Gericht: Oberlandesgericht Hamburg
Urteil verkündet am 17.05.2001
Aktenzeichen: 3 U 40/00
Rechtsgebiete: MarkenG


Vorschriften:

MarkenG § 14
MarkenG § 24
Unterläßt es ein Parallelimporteur von Markenware, den Markenrechtsinhaber von Veränderungen an der Ware vorab zu informieren, macht er sich auch dann schadensersatzpflichtig, wenn sich der Markenrechtsinhaber Veränderungen im übrigen nicht widersetzen kann.
HANSEATISCHES OBERLANDESGERICHT IM NAMEN DES VOLKES URTEIL

3 U 40/00

Verkündet am: 17. Mai 2001

In dem Rechtsstreit

hat das Hanseatische Oberlandesgericht Hamburg, 3. Zivilsenat, durch die Richter v. Franqué, Spannuth, Rieger nach der am 10. Mai 2001 geschlossenen mündlichen Verhandlung

für Recht erkannt:

Tenor:

Die Berufung der Beklagten gegen das Urteil des Landgerichts Hamburg, Zivilkammer 15, vom 12. Januar 2000 wird mit der Maßgabe zurückgewiesen, daß im Tenor zu 1 (Auskunft) zwischen den Worten "in welchem Umfang sie" und den Worten "mit 'S.-Simplex-Tropfen' bezeichnete Arzneimittel" das Datum eingefügt wird:

"bis zum 12.05.1999"

eingefügt wird.

Die Beklagten tragen als Gesamtschuldner die Kosten des Berufungsverfahrens.

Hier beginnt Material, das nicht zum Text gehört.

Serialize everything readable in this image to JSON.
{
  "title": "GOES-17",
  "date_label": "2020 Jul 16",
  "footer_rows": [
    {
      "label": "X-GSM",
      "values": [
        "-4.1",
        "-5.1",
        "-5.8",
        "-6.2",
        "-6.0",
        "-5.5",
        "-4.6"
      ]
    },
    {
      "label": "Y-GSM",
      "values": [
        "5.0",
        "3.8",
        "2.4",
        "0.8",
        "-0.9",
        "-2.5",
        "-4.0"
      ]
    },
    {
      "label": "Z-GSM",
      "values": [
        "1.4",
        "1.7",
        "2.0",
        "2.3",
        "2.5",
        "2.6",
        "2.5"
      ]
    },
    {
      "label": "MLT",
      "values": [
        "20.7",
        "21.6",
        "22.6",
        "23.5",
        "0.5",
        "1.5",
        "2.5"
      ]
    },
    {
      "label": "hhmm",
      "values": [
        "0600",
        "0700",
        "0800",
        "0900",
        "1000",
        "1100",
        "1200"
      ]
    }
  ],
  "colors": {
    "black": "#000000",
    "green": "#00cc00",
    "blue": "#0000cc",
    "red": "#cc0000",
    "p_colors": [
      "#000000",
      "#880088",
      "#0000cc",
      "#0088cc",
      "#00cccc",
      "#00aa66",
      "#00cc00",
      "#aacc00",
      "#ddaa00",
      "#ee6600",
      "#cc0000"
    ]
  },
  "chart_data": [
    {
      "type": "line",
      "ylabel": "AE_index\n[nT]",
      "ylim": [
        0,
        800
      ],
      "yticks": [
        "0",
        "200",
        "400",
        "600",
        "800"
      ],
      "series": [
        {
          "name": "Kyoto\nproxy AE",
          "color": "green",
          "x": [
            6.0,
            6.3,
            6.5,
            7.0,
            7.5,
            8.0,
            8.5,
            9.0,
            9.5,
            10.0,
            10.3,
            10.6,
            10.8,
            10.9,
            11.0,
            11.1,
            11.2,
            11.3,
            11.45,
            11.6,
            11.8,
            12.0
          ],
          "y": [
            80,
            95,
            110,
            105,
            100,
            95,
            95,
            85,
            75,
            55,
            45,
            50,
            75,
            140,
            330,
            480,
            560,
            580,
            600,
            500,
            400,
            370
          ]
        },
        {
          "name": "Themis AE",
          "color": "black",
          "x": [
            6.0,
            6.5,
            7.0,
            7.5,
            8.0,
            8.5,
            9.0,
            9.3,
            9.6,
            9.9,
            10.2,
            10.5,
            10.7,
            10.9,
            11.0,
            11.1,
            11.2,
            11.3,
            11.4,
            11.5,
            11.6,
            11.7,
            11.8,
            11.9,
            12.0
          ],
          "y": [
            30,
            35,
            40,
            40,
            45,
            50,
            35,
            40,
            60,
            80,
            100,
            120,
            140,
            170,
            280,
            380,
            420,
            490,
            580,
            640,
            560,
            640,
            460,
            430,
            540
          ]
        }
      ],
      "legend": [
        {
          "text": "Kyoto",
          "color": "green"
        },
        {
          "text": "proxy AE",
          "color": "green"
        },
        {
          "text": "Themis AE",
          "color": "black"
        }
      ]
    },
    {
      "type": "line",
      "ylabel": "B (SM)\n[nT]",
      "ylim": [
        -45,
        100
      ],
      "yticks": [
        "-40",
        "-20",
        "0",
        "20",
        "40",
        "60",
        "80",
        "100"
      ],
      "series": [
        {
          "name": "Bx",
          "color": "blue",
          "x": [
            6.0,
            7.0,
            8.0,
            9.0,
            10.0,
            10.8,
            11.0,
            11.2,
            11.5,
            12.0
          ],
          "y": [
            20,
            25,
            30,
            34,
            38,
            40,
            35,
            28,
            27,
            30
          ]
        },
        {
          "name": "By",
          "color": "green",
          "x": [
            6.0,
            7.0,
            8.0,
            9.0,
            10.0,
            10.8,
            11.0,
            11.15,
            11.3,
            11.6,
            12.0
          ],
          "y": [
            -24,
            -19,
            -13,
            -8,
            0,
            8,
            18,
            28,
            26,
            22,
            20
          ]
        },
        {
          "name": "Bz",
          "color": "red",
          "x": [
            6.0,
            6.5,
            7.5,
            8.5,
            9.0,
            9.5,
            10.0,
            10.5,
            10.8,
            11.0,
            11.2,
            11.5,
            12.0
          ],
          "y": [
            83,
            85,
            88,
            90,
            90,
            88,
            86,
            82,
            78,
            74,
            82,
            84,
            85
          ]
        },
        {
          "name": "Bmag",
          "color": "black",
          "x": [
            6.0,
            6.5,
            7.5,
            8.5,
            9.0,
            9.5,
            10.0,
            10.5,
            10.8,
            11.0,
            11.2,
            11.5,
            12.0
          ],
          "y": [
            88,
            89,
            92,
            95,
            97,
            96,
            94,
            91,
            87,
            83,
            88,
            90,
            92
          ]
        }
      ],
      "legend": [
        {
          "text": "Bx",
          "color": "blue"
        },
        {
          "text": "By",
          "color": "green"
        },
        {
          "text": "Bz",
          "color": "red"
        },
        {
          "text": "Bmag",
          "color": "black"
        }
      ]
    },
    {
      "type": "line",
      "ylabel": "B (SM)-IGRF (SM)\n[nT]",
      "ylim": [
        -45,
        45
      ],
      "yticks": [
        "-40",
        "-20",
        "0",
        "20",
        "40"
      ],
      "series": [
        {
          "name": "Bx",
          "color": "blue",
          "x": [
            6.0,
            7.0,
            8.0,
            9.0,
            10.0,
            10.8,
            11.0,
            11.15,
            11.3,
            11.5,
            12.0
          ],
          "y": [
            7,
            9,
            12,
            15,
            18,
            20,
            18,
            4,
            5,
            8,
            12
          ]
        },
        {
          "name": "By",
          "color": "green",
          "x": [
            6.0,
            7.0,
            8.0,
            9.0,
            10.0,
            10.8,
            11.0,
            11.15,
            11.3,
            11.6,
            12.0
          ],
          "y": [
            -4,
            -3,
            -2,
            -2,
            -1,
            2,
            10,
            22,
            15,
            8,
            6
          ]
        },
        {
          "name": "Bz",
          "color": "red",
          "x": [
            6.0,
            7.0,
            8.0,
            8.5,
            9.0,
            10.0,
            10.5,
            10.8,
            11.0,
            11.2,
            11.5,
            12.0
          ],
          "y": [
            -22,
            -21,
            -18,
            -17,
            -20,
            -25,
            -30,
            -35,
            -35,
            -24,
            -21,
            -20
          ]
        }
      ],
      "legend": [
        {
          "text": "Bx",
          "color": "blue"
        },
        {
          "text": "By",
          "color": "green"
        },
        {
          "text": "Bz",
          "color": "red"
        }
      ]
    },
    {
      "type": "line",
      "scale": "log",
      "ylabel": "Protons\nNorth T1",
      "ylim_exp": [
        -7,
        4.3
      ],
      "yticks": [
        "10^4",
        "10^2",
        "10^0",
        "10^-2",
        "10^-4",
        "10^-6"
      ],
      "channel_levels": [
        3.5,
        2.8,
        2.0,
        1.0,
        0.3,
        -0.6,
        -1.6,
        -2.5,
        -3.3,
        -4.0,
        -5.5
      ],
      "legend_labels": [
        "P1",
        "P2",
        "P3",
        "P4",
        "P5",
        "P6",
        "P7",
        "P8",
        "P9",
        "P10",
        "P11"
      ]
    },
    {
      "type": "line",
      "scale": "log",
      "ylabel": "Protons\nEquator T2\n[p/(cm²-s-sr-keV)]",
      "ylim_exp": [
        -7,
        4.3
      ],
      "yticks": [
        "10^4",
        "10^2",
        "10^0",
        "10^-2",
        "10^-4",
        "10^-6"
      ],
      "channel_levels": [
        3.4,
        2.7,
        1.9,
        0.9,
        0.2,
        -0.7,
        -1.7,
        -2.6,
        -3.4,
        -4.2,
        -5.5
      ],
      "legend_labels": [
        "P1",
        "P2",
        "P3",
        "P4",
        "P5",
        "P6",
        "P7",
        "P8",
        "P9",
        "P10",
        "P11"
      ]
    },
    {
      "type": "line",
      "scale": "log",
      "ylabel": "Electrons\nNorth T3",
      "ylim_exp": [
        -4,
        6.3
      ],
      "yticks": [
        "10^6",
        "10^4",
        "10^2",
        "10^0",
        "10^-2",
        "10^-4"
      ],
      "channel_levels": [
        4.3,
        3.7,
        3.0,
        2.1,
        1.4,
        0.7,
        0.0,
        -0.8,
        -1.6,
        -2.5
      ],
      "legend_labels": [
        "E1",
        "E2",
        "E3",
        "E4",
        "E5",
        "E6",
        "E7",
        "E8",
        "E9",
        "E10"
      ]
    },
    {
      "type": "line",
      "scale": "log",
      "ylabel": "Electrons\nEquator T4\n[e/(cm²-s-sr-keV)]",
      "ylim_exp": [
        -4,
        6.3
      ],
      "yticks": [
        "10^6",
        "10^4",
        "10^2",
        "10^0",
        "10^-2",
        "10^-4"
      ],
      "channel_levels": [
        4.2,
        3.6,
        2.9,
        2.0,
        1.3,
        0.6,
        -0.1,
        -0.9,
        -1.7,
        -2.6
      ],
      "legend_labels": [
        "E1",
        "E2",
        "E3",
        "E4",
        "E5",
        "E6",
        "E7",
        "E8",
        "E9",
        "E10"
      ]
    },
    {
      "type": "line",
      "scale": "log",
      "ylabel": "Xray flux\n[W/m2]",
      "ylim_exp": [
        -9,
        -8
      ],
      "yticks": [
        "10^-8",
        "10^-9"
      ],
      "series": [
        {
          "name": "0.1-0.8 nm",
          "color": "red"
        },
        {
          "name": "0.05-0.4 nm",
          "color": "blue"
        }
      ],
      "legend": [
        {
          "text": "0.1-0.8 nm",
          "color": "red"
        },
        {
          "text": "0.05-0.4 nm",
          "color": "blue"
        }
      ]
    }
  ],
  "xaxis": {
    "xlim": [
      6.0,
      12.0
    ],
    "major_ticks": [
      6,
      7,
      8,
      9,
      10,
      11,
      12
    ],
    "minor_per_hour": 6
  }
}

Das Urteil ist vorläufig vollstreckbar. Die Beklagten dürfen die Zwangsvollstreckung durch eine Sicherheitsleistung von 180.000 DM abwenden, wenn nicht die Klägerin zuvor Sicherheit in gleicher Höhe leistet.

Die Beklagten sind um 300.000 DM beschwert.

und beschlossen:

Der Streitwert wird auch für die Rechtsmittelinstanz auf 300.000 DM festgesetzt.

Tatbestand:

Die Klägerin ist Inhaberin der Marke "S." und stellt in Deutschland unter der Bezeichnung "S. Simplex-Tropfen" ein nicht verschreibungspflichtiges Arzneimittel her, das unliebsame Gasbildung bei der Verdauung verringern soll. Es wird in Österreich von einer Schwesterfirma vertrieben.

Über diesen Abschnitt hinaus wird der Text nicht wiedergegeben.